Recent reports have confirmed that President Donald Trump is hoping to get fired so he can at least collect unemployment.
“I don’t know how much longer here I’ve got. My boss is really mad at me,” Trump was overheard saying by an anonymous White House official.
“I think he was talking about Chuck Schumer? Not totally sure,” the source stated.
Trump’s efforts to get fired have included chewing gum really loudly during meetings, taking long lunch breaks, cooking fish in Mike Pence’s microwave, and running up bills for long-distance calls to Moscow.
“I seriously only took this job to save up for a dirt bike. What else am I supposed to do,” the President reportedly complained. “It’s not fair. We don’t even have a sexual harassment policy for me to violate.”
Trump has also reportedly told Angela Merkel she smelled weird, “totally wrecked” the bathroom in the basement, and told his buddies it would be okay for them to bring some beers to the Lincoln Memorial and just hang out after hours.
“I even asked Mark Meadows if he could help me move my desk up some stairs and then just left him holding it.

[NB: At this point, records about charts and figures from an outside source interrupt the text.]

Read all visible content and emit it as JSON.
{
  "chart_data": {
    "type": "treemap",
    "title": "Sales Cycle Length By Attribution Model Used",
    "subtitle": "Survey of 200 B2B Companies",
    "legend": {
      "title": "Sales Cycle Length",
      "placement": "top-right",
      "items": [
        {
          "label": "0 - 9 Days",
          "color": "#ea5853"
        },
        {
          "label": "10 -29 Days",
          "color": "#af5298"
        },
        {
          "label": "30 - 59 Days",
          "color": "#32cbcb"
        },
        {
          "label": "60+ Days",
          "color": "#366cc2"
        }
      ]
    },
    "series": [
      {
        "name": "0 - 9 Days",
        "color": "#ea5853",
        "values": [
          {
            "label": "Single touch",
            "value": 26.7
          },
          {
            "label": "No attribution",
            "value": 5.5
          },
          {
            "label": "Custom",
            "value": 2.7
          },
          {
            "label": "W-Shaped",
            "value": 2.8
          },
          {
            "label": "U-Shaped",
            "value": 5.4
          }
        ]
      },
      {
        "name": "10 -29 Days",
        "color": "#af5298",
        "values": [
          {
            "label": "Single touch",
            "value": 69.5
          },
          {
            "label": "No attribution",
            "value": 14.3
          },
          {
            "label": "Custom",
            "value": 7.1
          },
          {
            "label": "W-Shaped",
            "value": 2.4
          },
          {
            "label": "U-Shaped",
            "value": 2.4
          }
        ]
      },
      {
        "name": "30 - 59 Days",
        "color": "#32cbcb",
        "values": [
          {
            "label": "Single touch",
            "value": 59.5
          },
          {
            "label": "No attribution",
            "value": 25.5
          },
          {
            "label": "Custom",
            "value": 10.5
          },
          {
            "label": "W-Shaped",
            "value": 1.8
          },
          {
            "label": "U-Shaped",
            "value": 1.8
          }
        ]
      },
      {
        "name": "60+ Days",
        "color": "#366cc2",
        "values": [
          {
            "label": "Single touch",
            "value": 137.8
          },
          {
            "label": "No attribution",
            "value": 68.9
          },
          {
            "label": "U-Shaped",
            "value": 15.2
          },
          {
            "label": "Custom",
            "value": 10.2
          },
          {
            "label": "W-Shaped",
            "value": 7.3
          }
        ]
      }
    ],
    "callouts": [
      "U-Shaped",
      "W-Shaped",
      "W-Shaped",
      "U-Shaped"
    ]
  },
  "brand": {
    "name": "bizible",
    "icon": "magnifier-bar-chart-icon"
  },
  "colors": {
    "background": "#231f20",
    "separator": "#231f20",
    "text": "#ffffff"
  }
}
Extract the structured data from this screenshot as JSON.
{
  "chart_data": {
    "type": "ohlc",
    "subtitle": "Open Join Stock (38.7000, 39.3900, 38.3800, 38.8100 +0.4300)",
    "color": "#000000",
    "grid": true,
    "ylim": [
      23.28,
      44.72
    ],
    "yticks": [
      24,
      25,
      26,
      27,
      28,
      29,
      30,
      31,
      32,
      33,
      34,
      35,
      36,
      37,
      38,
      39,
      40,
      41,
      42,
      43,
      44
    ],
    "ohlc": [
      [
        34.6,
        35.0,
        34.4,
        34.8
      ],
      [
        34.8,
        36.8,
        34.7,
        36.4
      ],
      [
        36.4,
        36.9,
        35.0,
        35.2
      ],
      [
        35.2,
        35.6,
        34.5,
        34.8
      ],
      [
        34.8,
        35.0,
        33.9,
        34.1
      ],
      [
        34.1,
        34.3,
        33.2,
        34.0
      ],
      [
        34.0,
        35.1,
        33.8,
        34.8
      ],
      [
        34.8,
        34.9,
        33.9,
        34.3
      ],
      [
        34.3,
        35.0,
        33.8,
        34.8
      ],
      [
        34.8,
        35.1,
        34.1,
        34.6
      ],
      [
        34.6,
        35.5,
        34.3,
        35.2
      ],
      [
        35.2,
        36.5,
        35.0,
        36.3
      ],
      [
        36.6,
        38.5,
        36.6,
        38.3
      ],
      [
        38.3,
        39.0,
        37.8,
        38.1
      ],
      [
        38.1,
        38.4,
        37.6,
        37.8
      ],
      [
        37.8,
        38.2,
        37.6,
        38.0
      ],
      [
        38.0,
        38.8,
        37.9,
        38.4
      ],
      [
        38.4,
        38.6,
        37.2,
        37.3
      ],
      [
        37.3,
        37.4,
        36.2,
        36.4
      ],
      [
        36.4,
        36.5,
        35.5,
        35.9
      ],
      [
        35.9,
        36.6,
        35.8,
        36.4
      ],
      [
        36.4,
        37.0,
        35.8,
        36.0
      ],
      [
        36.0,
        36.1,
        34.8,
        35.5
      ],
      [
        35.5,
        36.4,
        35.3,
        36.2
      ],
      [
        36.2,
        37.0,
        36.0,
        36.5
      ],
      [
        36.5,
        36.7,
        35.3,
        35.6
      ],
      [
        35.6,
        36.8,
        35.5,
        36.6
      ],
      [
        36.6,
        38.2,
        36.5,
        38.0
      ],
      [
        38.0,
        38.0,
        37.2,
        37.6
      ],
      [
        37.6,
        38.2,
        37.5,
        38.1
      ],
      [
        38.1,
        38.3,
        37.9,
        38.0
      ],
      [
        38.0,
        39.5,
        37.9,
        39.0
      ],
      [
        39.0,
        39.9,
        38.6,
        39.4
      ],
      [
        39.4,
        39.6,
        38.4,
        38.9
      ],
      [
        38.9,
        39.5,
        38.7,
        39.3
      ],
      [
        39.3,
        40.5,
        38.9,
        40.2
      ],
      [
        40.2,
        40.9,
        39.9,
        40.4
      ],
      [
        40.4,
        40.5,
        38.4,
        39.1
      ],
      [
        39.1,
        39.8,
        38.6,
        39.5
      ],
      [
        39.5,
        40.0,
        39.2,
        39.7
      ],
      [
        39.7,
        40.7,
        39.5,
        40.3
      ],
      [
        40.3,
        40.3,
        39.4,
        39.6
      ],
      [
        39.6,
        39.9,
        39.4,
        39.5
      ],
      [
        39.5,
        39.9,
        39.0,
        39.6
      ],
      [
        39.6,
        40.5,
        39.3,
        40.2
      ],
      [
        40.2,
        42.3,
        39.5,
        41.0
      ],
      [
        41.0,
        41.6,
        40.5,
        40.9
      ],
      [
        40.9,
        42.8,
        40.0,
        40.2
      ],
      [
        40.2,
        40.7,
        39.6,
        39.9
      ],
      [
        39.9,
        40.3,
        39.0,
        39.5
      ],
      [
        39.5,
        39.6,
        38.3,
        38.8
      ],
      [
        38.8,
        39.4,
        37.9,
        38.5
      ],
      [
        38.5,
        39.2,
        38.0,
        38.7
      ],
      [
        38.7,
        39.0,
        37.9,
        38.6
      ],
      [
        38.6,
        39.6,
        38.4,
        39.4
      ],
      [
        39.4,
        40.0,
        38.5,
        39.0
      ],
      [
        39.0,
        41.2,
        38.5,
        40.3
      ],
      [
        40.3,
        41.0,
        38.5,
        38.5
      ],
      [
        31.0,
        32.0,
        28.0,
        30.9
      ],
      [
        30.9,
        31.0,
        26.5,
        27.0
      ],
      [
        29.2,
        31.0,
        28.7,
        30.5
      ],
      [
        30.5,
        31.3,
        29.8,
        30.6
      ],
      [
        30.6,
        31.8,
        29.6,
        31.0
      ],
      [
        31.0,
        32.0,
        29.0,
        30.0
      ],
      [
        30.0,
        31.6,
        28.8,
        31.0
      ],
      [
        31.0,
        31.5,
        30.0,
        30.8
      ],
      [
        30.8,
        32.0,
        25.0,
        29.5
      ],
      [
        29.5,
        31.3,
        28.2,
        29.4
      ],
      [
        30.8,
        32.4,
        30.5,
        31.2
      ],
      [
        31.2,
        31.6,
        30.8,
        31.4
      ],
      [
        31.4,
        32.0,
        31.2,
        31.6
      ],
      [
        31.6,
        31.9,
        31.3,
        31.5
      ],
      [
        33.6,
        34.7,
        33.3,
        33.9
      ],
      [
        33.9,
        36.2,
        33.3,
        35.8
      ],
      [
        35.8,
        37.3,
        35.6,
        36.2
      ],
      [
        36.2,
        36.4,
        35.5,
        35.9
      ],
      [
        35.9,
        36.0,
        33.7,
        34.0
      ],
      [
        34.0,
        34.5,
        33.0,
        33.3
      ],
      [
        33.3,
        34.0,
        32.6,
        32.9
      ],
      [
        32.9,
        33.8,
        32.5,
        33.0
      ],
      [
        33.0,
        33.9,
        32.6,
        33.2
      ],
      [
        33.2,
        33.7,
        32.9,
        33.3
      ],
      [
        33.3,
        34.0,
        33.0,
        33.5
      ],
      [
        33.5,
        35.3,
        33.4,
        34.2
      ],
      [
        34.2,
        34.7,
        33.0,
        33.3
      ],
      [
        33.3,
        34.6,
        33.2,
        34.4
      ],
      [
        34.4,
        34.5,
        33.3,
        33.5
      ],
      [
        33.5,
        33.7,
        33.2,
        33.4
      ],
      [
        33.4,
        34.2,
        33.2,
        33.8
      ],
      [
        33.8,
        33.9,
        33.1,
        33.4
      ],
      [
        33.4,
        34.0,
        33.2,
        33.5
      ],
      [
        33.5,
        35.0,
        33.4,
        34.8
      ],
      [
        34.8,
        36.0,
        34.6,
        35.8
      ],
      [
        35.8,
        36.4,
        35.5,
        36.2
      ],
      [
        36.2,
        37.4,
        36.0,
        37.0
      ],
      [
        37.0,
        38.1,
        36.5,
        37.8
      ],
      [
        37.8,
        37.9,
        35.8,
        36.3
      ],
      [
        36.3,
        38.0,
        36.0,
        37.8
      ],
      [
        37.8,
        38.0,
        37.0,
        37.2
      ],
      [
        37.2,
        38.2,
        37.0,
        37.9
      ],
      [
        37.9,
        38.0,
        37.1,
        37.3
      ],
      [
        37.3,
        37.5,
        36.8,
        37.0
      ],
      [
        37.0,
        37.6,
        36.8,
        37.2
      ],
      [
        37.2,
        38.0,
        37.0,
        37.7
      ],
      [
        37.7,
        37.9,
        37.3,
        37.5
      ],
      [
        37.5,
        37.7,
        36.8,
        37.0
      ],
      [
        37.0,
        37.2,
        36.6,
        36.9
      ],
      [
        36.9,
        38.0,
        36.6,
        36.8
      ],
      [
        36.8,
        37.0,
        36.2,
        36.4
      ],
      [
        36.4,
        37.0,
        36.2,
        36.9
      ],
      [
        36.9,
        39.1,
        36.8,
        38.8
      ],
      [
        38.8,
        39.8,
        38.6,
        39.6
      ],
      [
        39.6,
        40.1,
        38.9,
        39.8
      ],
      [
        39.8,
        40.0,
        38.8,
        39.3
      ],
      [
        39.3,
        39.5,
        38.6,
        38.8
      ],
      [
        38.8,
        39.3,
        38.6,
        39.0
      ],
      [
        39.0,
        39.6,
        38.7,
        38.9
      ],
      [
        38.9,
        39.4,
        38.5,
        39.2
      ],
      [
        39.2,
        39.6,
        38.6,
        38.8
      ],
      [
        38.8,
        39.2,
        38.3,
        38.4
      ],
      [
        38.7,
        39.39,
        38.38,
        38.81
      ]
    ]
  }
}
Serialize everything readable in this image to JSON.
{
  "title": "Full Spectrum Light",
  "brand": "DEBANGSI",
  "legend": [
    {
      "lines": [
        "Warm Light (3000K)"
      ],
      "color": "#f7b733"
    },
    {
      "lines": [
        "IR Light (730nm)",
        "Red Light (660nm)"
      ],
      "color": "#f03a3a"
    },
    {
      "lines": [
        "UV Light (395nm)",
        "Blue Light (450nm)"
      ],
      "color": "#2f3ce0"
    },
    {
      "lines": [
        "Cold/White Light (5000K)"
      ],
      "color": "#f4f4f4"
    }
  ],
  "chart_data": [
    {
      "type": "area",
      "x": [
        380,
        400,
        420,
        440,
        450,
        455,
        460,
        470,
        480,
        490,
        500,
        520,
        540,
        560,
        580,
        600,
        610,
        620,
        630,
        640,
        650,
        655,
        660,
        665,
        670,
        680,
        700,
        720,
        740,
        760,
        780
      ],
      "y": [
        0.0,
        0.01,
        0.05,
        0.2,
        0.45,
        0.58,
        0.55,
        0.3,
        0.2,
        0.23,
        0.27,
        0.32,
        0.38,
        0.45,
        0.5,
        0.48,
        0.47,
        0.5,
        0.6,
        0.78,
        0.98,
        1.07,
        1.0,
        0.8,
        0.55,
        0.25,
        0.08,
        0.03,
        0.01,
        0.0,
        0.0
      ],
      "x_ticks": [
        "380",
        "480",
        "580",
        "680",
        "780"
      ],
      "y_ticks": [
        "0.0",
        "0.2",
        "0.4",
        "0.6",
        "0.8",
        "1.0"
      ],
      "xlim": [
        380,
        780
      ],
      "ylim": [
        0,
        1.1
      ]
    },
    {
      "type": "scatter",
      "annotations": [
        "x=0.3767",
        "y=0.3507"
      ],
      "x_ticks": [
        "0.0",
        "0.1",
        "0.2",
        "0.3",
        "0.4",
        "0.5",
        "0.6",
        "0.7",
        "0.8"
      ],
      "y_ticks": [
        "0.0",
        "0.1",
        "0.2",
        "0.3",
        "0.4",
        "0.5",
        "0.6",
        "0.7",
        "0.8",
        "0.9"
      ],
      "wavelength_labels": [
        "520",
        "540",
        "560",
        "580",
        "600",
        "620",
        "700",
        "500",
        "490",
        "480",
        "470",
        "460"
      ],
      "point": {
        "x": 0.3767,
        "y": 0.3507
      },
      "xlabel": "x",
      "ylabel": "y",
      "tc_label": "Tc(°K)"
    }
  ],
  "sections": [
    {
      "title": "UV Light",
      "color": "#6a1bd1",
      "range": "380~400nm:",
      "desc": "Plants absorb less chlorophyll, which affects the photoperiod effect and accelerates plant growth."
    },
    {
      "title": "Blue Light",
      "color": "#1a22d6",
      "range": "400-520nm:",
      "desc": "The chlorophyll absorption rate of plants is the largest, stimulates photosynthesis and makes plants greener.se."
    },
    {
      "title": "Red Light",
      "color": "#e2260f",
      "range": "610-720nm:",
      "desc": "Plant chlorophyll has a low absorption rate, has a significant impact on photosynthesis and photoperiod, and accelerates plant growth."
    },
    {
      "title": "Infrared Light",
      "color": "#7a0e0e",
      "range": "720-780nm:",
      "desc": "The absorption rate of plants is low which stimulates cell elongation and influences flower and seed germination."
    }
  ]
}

I don’t get it. Why haven’t they fired me yet?!”
Trump’s attempts to get fired have occurred as he falls further and further behind in the election polls. However, this behavior began much earlier in his administration.
“Like, I thought they were finally going to fire me when they did the impeach thing. I forget what that was for. I thought at least the thing where I made fun of the army guys would do it. I figured it would get back to the Army guy in the big green hat, and then he’d for sure fire me. He’s in charge, right?”
At press time, Trump is planning something really bad for this Friday because “if they fire you on a weekend they have to pay you to the end of the week.”